I argue that the adoption of this procedure by a company should not be invalidated by any Court given the full effects of the provisions of Act 992 on the powers of a company and the exercise of same by its officers/shareholders and the persuasive precedent values of decided cases in this regard.

The Courts in any litigation for non-compliance by Creditors should in bold commercial spirit and fidelity to established legal principles on the exercise of the powers of a company and particularly in deference to the Court’s power under the Act uphold the approval and implementation of a merger proposal without subjecting it to creditors’ approval as valid.

Equally, companies must begin to pay particular attention to their creditors’ list. It is inevitable to run companies without liabilities. However, companies may through deliberate policies control or set profiles for its creditors’ list. Creditor management involving the decision of who and of what values a company may become indebted, is a must going forward.

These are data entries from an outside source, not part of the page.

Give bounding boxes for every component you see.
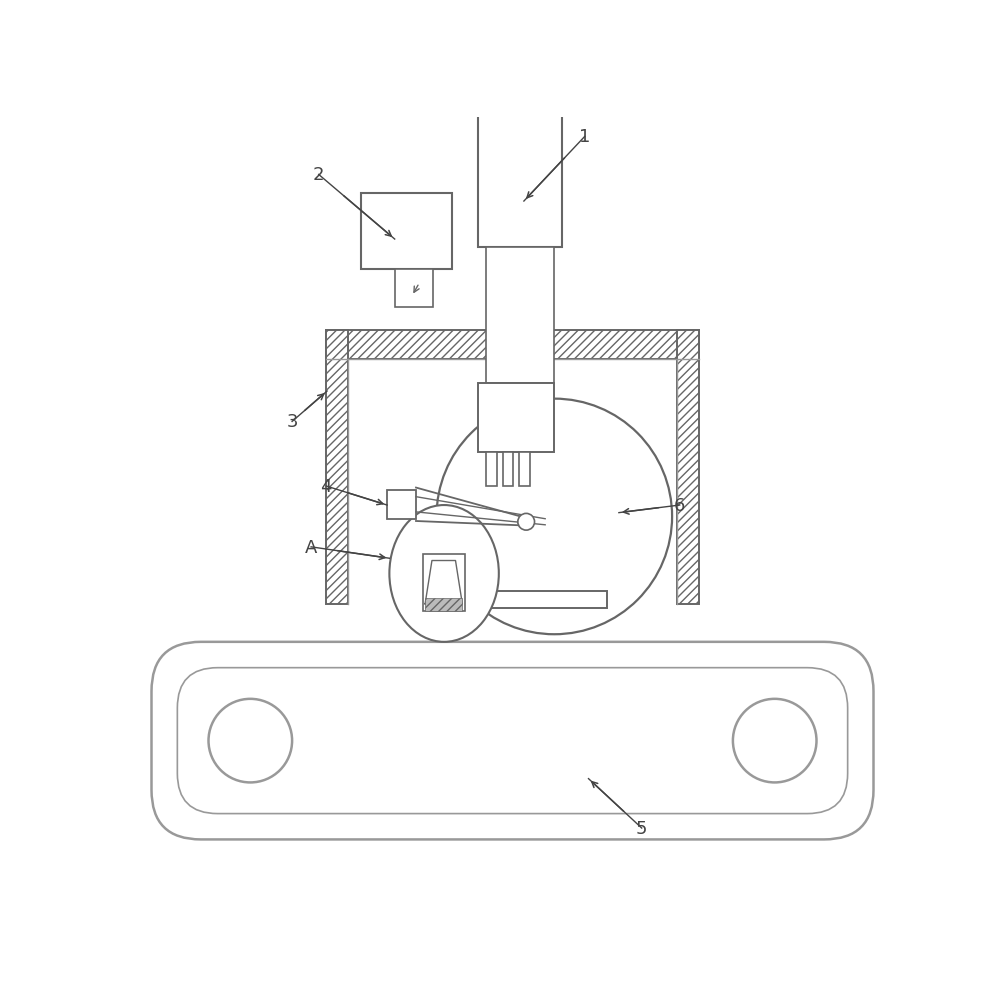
Bar [361, 194, 452, 270]
Text: 6: 6 [674, 497, 685, 515]
Bar [519, 453, 530, 486]
Text: 3: 3 [286, 413, 298, 431]
Bar [677, 331, 699, 604]
FancyBboxPatch shape [177, 668, 848, 813]
Text: 4: 4 [321, 477, 332, 496]
Bar [395, 270, 433, 308]
Text: 5: 5 [636, 819, 647, 837]
Bar [423, 555, 465, 611]
Text: A: A [305, 538, 317, 556]
Bar [326, 331, 348, 604]
Bar [326, 331, 699, 360]
Ellipse shape [389, 506, 499, 642]
Bar [425, 599, 462, 611]
Text: 2: 2 [313, 167, 324, 184]
FancyBboxPatch shape [152, 642, 873, 840]
Bar [503, 453, 513, 486]
Circle shape [209, 699, 292, 783]
Bar [478, 104, 562, 247]
Bar [486, 453, 497, 486]
Circle shape [518, 514, 535, 530]
Bar [387, 490, 416, 520]
Bar [478, 384, 554, 453]
Circle shape [733, 699, 816, 783]
Circle shape [437, 399, 672, 635]
Bar [486, 247, 554, 384]
Text: 1: 1 [579, 128, 590, 146]
Bar [418, 592, 607, 608]
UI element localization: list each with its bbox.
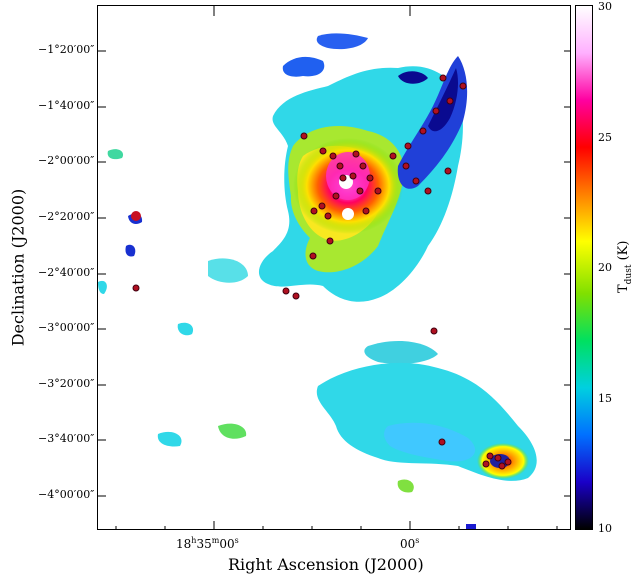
colorbar-tick-label: 30 [598, 0, 612, 13]
y-axis-title: Declination (J2000) [8, 188, 28, 347]
colorbar-tick-label: 25 [598, 131, 612, 144]
ra-minutes: 35 [196, 537, 212, 551]
colorbar-symbol: T [616, 284, 632, 294]
ra-seconds: 00 [219, 537, 235, 551]
dust-temperature-image [98, 6, 570, 529]
x-axis-title: Right Ascension (J2000) [228, 555, 424, 574]
colorbar [575, 5, 593, 530]
dec-tick-label: −3°40′00″ [38, 432, 95, 445]
dec-tick-label: −3°00′00″ [38, 321, 95, 334]
dec-tick-label: −1°20′00″ [38, 43, 95, 56]
dec-tick-label: −2°40′00″ [38, 266, 95, 279]
ra-seconds: 00 [400, 537, 416, 551]
ra-hours: 18 [176, 537, 192, 551]
colorbar-units: (K) [616, 240, 632, 261]
colorbar-tick-label: 15 [598, 392, 612, 405]
colorbar-tick-label: 20 [598, 261, 612, 274]
dec-tick-label: −4°00′00″ [38, 488, 95, 501]
ra-tick-label-right: 00s [400, 536, 420, 551]
colorbar-title: Tdust (K) [616, 212, 634, 322]
dec-tick-label: −1°40′00″ [38, 99, 95, 112]
dec-tick-label: −2°20′00″ [38, 210, 95, 223]
colorbar-tick-label: 10 [598, 522, 612, 535]
ra-tick-label-left: 18h35m00s [176, 536, 239, 551]
dec-tick-label: −3°20′00″ [38, 377, 95, 390]
dec-tick-label: −2°00′00″ [38, 154, 95, 167]
colorbar-subscript: dust [623, 264, 634, 285]
frame-ticks [98, 6, 570, 529]
temperature-map [97, 5, 571, 530]
source-markers [132, 74, 512, 470]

Such management plan will ensure only creditors with a commercial appreciation for management decisions such as mergers are maintained on a company’s creditors list to avoid “hostage” situations by creditors during a merger transaction should the provision granting creditors the approval power remain in force and the courts defer to its strict compliance.


Companies have not been spared the raging economic losses in the fight against the Covid-19 pandemic. All legitimate options of survival and sustainability are on many management decision-making tables. One such route to sustained operations is through mergers.

Although mergers are permitted under Act 992, the provision on the grant of creditors’ approval power of a merger proposal seems to present a clear roadblock to any successful completion of a merger transaction. This may result in needless litigations and procedural challenges with attendant increased transactional cost and delays – if not aborted merger transactions.

It is therefore important for managers of companies to take remedial steps to avoid such challenges through creditors management systems or organised advocacy for the removal of this provision from the Companies Act, 2019 (Act 992) immediately.